All great suggestions and I actually left out the part of the conversation where I told her that if anything did come up with her mother or other family members, I would be ready to rain down fire and brimstone and demolish anyone that tried to pigeonhole her (I can make people feel about 1 inch tall in a conversation if I'm up against obvious bigotry and stupidity). I think she understands that I'm totally in her corner and she just wants to kind of cruise along for now - not make waves are make things more difficult than they have to be while she's at home.

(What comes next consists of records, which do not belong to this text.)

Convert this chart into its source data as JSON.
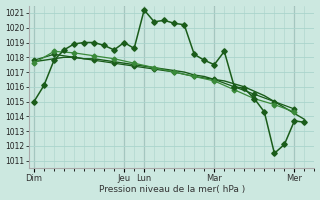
{
  "bg_color": "#cce8e0",
  "grid_color": "#aad4cc",
  "line_color_dark": "#1a5c1a",
  "line_color_light": "#3a8a3a",
  "xlabel": "Pression niveau de la mer( hPa )",
  "ylim": [
    1010.5,
    1021.5
  ],
  "yticks": [
    1011,
    1012,
    1013,
    1014,
    1015,
    1016,
    1017,
    1018,
    1019,
    1020,
    1021
  ],
  "x_day_labels": [
    "Dim",
    "Jeu",
    "Lun",
    "Mar",
    "Mer"
  ],
  "x_day_positions": [
    0,
    18,
    22,
    36,
    52
  ],
  "xlim": [
    -1,
    56
  ],
  "series1_jagged": {
    "x": [
      0,
      2,
      4,
      6,
      8,
      10,
      12,
      14,
      16,
      18,
      20,
      22,
      24,
      26,
      28,
      30,
      32,
      34,
      36,
      38,
      40,
      42,
      44,
      46,
      48,
      50,
      52,
      54
    ],
    "y": [
      1015.0,
      1016.1,
      1017.8,
      1018.5,
      1018.9,
      1019.0,
      1019.0,
      1018.8,
      1018.5,
      1019.0,
      1018.6,
      1021.2,
      1020.4,
      1020.5,
      1020.3,
      1020.2,
      1018.2,
      1017.8,
      1017.5,
      1018.4,
      1016.0,
      1015.9,
      1015.2,
      1014.3,
      1011.5,
      1012.1,
      1013.7,
      1013.6
    ]
  },
  "series2_smooth": {
    "x": [
      0,
      2,
      4,
      6,
      8,
      10,
      12,
      14,
      16,
      18,
      20,
      22,
      24,
      26,
      28,
      30,
      32,
      34,
      36,
      38,
      40,
      42,
      44,
      46,
      48,
      50,
      52,
      54
    ],
    "y": [
      1017.7,
      1017.8,
      1017.9,
      1018.0,
      1018.0,
      1017.9,
      1017.9,
      1017.8,
      1017.7,
      1017.6,
      1017.5,
      1017.4,
      1017.3,
      1017.2,
      1017.1,
      1017.0,
      1016.8,
      1016.7,
      1016.5,
      1016.4,
      1016.2,
      1016.0,
      1015.7,
      1015.4,
      1015.0,
      1014.6,
      1014.2,
      1013.8
    ]
  },
  "series3_marked": {
    "x": [
      0,
      4,
      8,
      12,
      16,
      20,
      24,
      28,
      32,
      36,
      40,
      44,
      48,
      52
    ],
    "y": [
      1017.8,
      1018.2,
      1018.0,
      1017.8,
      1017.6,
      1017.4,
      1017.2,
      1017.0,
      1016.7,
      1016.5,
      1016.0,
      1015.5,
      1015.0,
      1014.5
    ]
  },
  "series4_marked": {
    "x": [
      0,
      4,
      8,
      12,
      16,
      20,
      24,
      28,
      32,
      36,
      40,
      44,
      48,
      52
    ],
    "y": [
      1017.6,
      1018.4,
      1018.3,
      1018.1,
      1017.9,
      1017.6,
      1017.3,
      1017.0,
      1016.7,
      1016.4,
      1015.8,
      1015.2,
      1014.8,
      1014.3
    ]
  }
}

I totally get that. There's the whole 'pick your battles' side of this that she's evidently been mulling over quite a bit. It's not that she doesn't want to be authentic; she just doesn't like the thought of the extra hassle right now. But I made sure that she understood that if that position ever changed, I would be there to back her up.


And I've thought about all those idiotic assumptive questions that Mormons will invariably ask. Right now I think I'm going to just ask her how she wants to handle that when the time comes and that I'll follow her lead AND/OR go to battle if there's an obvious case of stupid that needs to be dealt with.

And it's JUST those times (and others like them) that I'll remind her that it's never a bad idea to have a professional advocate that's NOT her dad or another family member that she can REALLY talk about anything too. Thankfully I haven't built up enough arrogance to think that she's gonna wanna talk to dear-old-dad about EVERYTHING just because she came out to me.

I'm going to REALLY try and keep as level a head about this and just be her advocate on this while letting her pilot her own ship.